I’m looking for some advice on dealing with discrete latent variables. I’m trying to fit a regression discontinuity model, but rather than fix the discontinuity at some value a-priori, I’d like to allow the model to estimate it from the data.
Here’s some simulated data in R
:
n <- 1000
dta <-
tibble(id = 1:n) %>%
mutate(x = rnorm(n),
c = 0,
y = 0 + .5*(x-c)*(c>x) + 1*(x-c)*(x>c) + 2*(x>c) + rnorm(n, 0, .1))
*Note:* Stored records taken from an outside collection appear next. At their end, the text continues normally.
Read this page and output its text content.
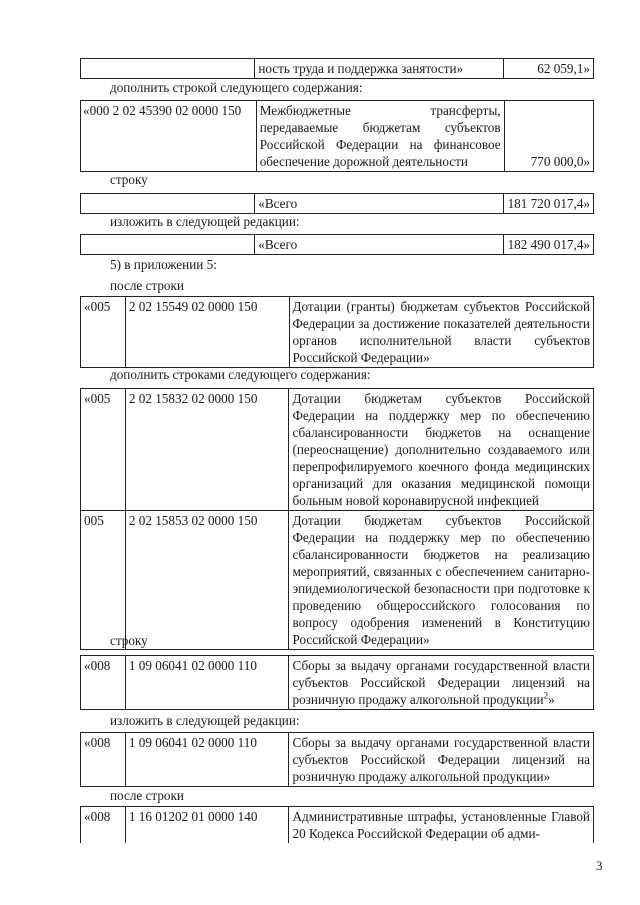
	ность труда и поддержка занятости»	62 059,1»
дополнить строкой следующего содержания:
«000 2 02 45390 02 0000 150	Межбюджетные трансферты, передаваемые бюджетам субъектов Российской Федерации на финансовое обеспечение дорожной деятельности	770 000,0»
строку
	«Всего	181 720 017,4»
изложить в следующей редакции:
	«Всего	182 490 017,4»
5) в приложении 5:
после строки
«005	2 02 15549 02 0000 150	Дотации (гранты) бюджетам субъектов Российской Федерации за достижение показателей деятельности органов исполнительной власти субъектов Российской Федерации»
дополнить строками следующего содержания:
«005	2 02 15832 02 0000 150	Дотации бюджетам субъектов Российской Федерации на поддержку мер по обеспечению сбалансированности бюджетов на оснащение (переоснащение) дополнительно создаваемого или перепрофилируемого коечного фонда медицинских организаций для оказания медицинской помощи больным новой коронавирусной инфекцией
005	2 02 15853 02 0000 150	Дотации бюджетам субъектов Российской Федерации на поддержку мер по обеспечению сбалансированности бюджетов на реализацию мероприятий, связанных с обеспечением санитарно-эпидемиологической безопасности при подготовке к проведению общероссийского голосования по вопросу одобрения изменений в Конституцию Российской Федерации»
строку
«008	1 09 06041 02 0000 110	Сборы за выдачу органами государственной власти субъектов Российской Федерации лицензий на розничную продажу алкогольной продукции$^2$»
изложить в следующей редакции:
«008	1 09 06041 02 0000 110	Сборы за выдачу органами государственной власти субъектов Российской Федерации лицензий на розничную продажу алкогольной продукции»
после строки
«008	1 16 01202 01 0000 140	Административные штрафы, установленные Главой 20 Кодекса Российской Федерации об адми-
3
That is, the slope before the discontinuity is .5, the slope after is 1, and the whole slope jumps by 2 units at the discontinuity itself. For simplicity’s sake, I let the discontinuity occur at zero here.
I fit the following model to the data, which returned the correct values but with only a very low number of effective samples:
data {
int<lower=0> N; // Number of cases
vector[N] x; // Running variable
vector[N] y; // Outcome variable
}
parameters {
real a;
real b1;
real b2;
real b3;
real c;
real<lower=0> sigma;
}
model {
// Model
vector[N] mu;
for (n in 1:N) {
// compute non-linear predictor values
mu[n] = a + b1*(x[n]-c)*step(c-x[n]) + b2*(x[n]-c)*step(x[n]-c) + b3*step(x[n]-c);
}
// Priors
target += normal_lpdf( a | 0, 1 );
target += normal_lpdf( b1 | 0, 1 );
target += normal_lpdf( b2 | 0, 1 );
target += normal_lpdf( b3 | 0, 1 );
target += normal_lpdf( c | 0, 1 );
target += normal_lpdf( sigma | 0, 1 );
// Likelihood
target += normal_lpdf( y | mu, sigma );
}
I’m pretty sure that the issue is the b3*step(x[n]-c)
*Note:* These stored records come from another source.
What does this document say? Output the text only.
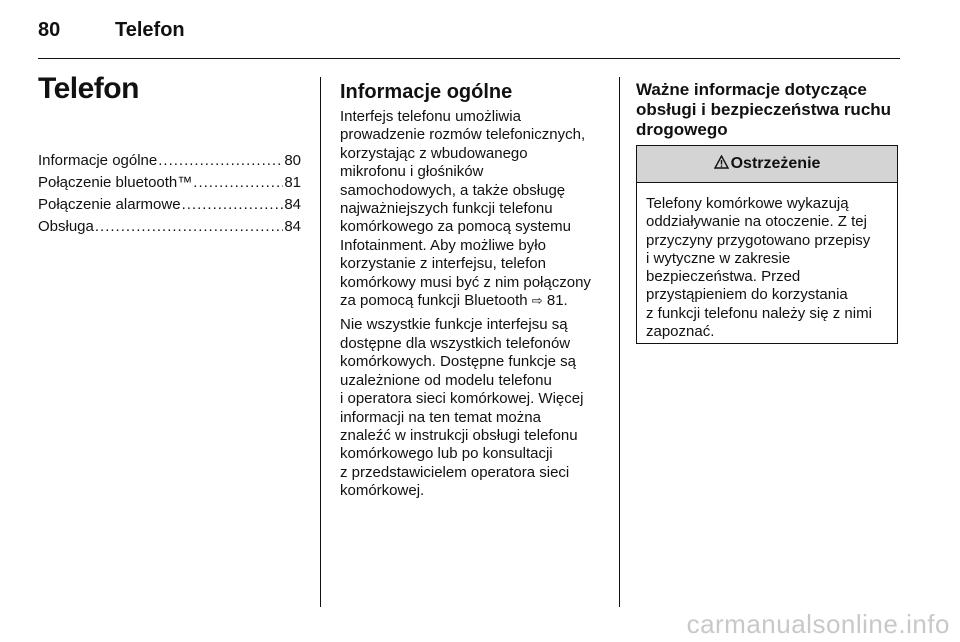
80	Telefon
Telefon
Informacje ogólne .....	80
Połączenie bluetooth™ .....	81
Połączenie alarmowe .....	84
Obsługa .....	84
Informacje ogólne

Interfejs telefonu umożliwia
prowadzenie rozmów telefonicznych,
korzystając z wbudowanego
mikrofonu i głośników
samochodowych, a także obsługę
najważniejszych funkcji telefonu
komórkowego za pomocą systemu
Infotainment. Aby możliwe było
korzystanie z interfejsu, telefon
komórkowy musi być z nim połączony
za pomocą funkcji Bluetooth ⇨ 81.

Nie wszystkie funkcje interfejsu są
dostępne dla wszystkich telefonów
komórkowych. Dostępne funkcje są
uzależnione od modelu telefonu
i operatora sieci komórkowej. Więcej
informacji na ten temat można
znaleźć w instrukcji obsługi telefonu
komórkowego lub po konsultacji
z przedstawicielem operatora sieci
komórkowej.

Ważne informacje dotyczące
obsługi i bezpieczeństwa ruchu
drogowego
Ostrzeżenie
Telefony komórkowe wykazują
oddziaływanie na otoczenie. Z tej
przyczyny przygotowano przepisy
i wytyczne w zakresie
bezpieczeństwa. Przed
przystąpieniem do korzystania
z funkcji telefonu należy się z nimi
zapoznać.
carmanualsonline.info
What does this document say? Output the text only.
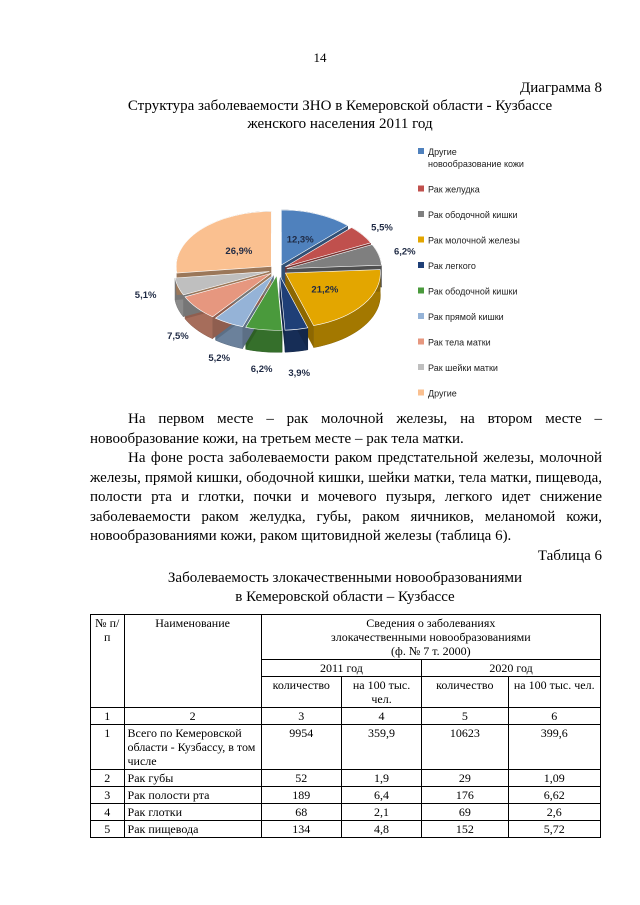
14
Диаграмма 8
Структура заболеваемости ЗНО в Кемеровской области - Кузбассе
женского населения 2011 год
12,3%
5,5%
6,2%
21,2%
3,9%
6,2%
5,2%
7,5%
5,1%
26,9%
Другие
новообразование кожи
Рак желудка
Рак ободочной кишки
Рак молочной железы
Рак легкого
Рак ободочной кишки
Рак прямой кишки
Рак тела матки
Рак шейки матки
Другие
На первом месте – рак молочной железы, на втором месте – новообразование кожи, на третьем месте – рак тела матки.
На фоне роста заболеваемости раком предстательной железы, молочной железы, прямой кишки, ободочной кишки, шейки матки, тела матки, пищевода, полости рта и глотки, почки и мочевого пузыря, легкого идет снижение заболеваемости раком желудка, губы, раком яичников, меланомой кожи, новообразованиями кожи, раком щитовидной железы (таблица 6).
Таблица 6
Заболеваемость злокачественными новообразованиями
в Кемеровской области – Кузбассе
№ п/п	Наименование	Сведения о заболеваниях
злокачественными новообразованиями
(ф. № 7 т. 2000)			

		2011 год		2020 год	
		количество	на 100 тыс. чел.	количество	на 100 тыс. чел.
1	2	3	4	5	6
1	Всего по Кемеровской области - Кузбассу, в том числе	9954	359,9	10623	399,6
2	Рак губы	52	1,9	29	1,09
3	Рак полости рта	189	6,4	176	6,62
4	Рак глотки	68	2,1	69	2,6
5	Рак пищевода	134	4,8	152	5,72
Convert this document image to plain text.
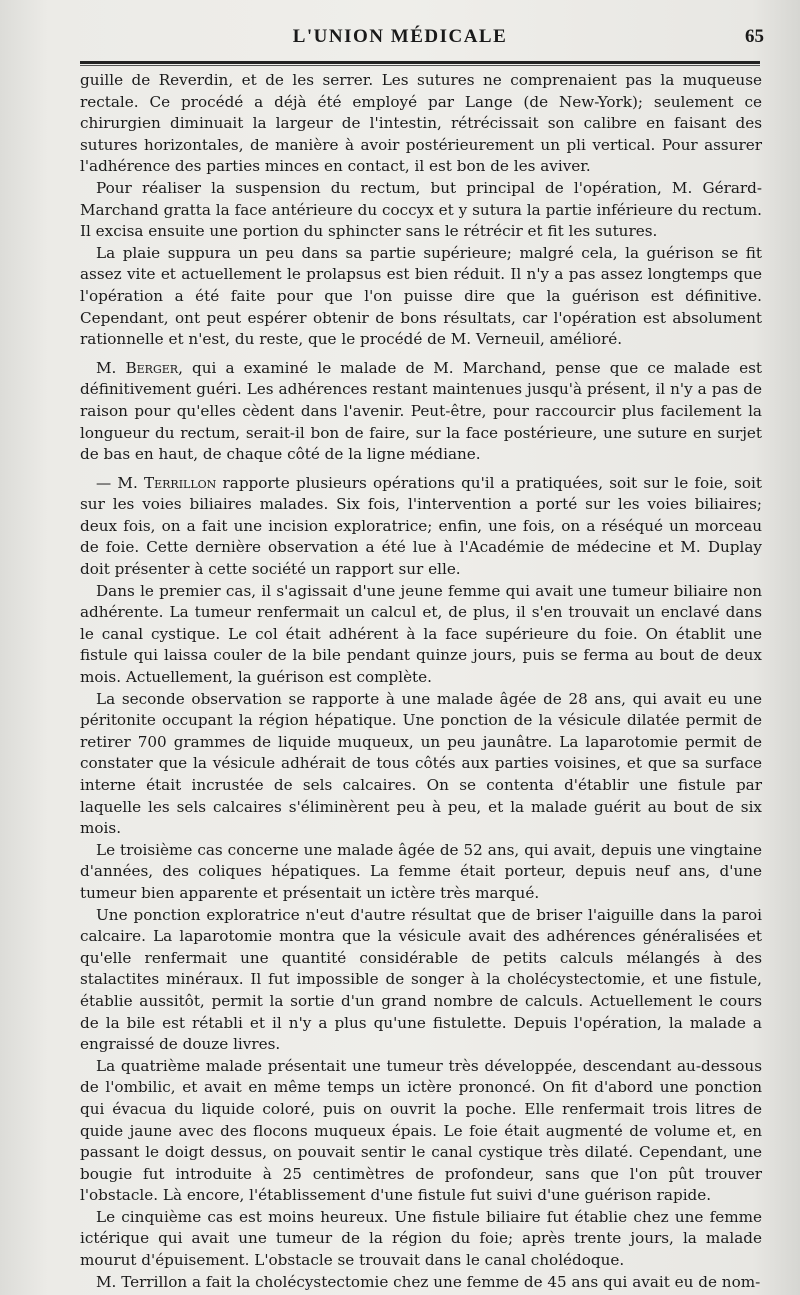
L'UNION MÉDICALE	65

guille de Reverdin, et de les serrer. Les sutures ne comprenaient pas la muqueuse rectale. Ce procédé a déjà été employé par Lange (de New-York); seulement ce chirurgien diminuait la largeur de l'intestin, rétrécissait son calibre en faisant des sutures horizontales, de manière à avoir postérieurement un pli vertical. Pour assurer l'adhérence des parties minces en contact, il est bon de les aviver.

Pour réaliser la suspension du rectum, but principal de l'opération, M. Gérard-Marchand gratta la face antérieure du coccyx et y sutura la partie inférieure du rectum. Il excisa ensuite une portion du sphincter sans le rétrécir et fit les sutures.

La plaie suppura un peu dans sa partie supérieure; malgré cela, la guérison se fit assez vite et actuellement le prolapsus est bien réduit. Il n'y a pas assez longtemps que l'opération a été faite pour que l'on puisse dire que la guérison est définitive. Cependant, ont peut espérer obtenir de bons résultats, car l'opération est absolument rationnelle et n'est, du reste, que le procédé de M. Verneuil, amélioré.

M. Berger, qui a examiné le malade de M. Marchand, pense que ce malade est définitivement guéri. Les adhérences restant maintenues jusqu'à présent, il n'y a pas de raison pour qu'elles cèdent dans l'avenir. Peut-être, pour raccourcir plus facilement la longueur du rectum, serait-il bon de faire, sur la face postérieure, une suture en surjet de bas en haut, de chaque côté de la ligne médiane.

— M. Terrillon rapporte plusieurs opérations qu'il a pratiquées, soit sur le foie, soit sur les voies biliaires malades. Six fois, l'intervention a porté sur les voies biliaires; deux fois, on a fait une incision exploratrice; enfin, une fois, on a réséqué un morceau de foie. Cette dernière observation a été lue à l'Académie de médecine et M. Duplay doit présenter à cette société un rapport sur elle.

Dans le premier cas, il s'agissait d'une jeune femme qui avait une tumeur biliaire non adhérente. La tumeur renfermait un calcul et, de plus, il s'en trouvait un enclavé dans le canal cystique. Le col était adhérent à la face supérieure du foie. On établit une fistule qui laissa couler de la bile pendant quinze jours, puis se ferma au bout de deux mois. Actuellement, la guérison est complète.

La seconde observation se rapporte à une malade âgée de 28 ans, qui avait eu une péritonite occupant la région hépatique. Une ponction de la vésicule dilatée permit de retirer 700 grammes de liquide muqueux, un peu jaunâtre. La laparotomie permit de constater que la vésicule adhérait de tous côtés aux parties voisines, et que sa surface interne était incrustée de sels calcaires. On se contenta d'établir une fistule par laquelle les sels calcaires s'éliminèrent peu à peu, et la malade guérit au bout de six mois.

Le troisième cas concerne une malade âgée de 52 ans, qui avait, depuis une vingtaine d'années, des coliques hépatiques. La femme était porteur, depuis neuf ans, d'une tumeur bien apparente et présentait un ictère très marqué.

Une ponction exploratrice n'eut d'autre résultat que de briser l'aiguille dans la paroi calcaire. La laparotomie montra que la vésicule avait des adhérences généralisées et qu'elle renfermait une quantité considérable de petits calculs mélangés à des stalactites minéraux. Il fut impossible de songer à la cholécystectomie, et une fistule, établie aussitôt, permit la sortie d'un grand nombre de calculs. Actuellement le cours de la bile est rétabli et il n'y a plus qu'une fistulette. Depuis l'opération, la malade a engraissé de douze livres.

La quatrième malade présentait une tumeur très développée, descendant au-dessous de l'ombilic, et avait en même temps un ictère prononcé. On fit d'abord une ponction qui évacua du liquide coloré, puis on ouvrit la poche. Elle renfermait trois litres de quide jaune avec des flocons muqueux épais. Le foie était augmenté de volume et, en passant le doigt dessus, on pouvait sentir le canal cystique très dilaté. Cependant, une bougie fut introduite à 25 centimètres de profondeur, sans que l'on pût trouver l'obstacle. Là encore, l'établissement d'une fistule fut suivi d'une guérison rapide.

Le cinquième cas est moins heureux. Une fistule biliaire fut établie chez une femme ictérique qui avait une tumeur de la région du foie; après trente jours, la malade mourut d'épuisement. L'obstacle se trouvait dans le canal cholédoque.

M. Terrillon a fait la cholécystectomie chez une femme de 45 ans qui avait eu de nom-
part and arises because Stan does not like discrete latent variables. Is this correct? If so, does anyone have any advice on how I might deal with this problem?
I’m still a relative newbie and found the documentation on latent discrete variables pretty obtuse.
Any other general advice on making the model more efficient is also appreciated.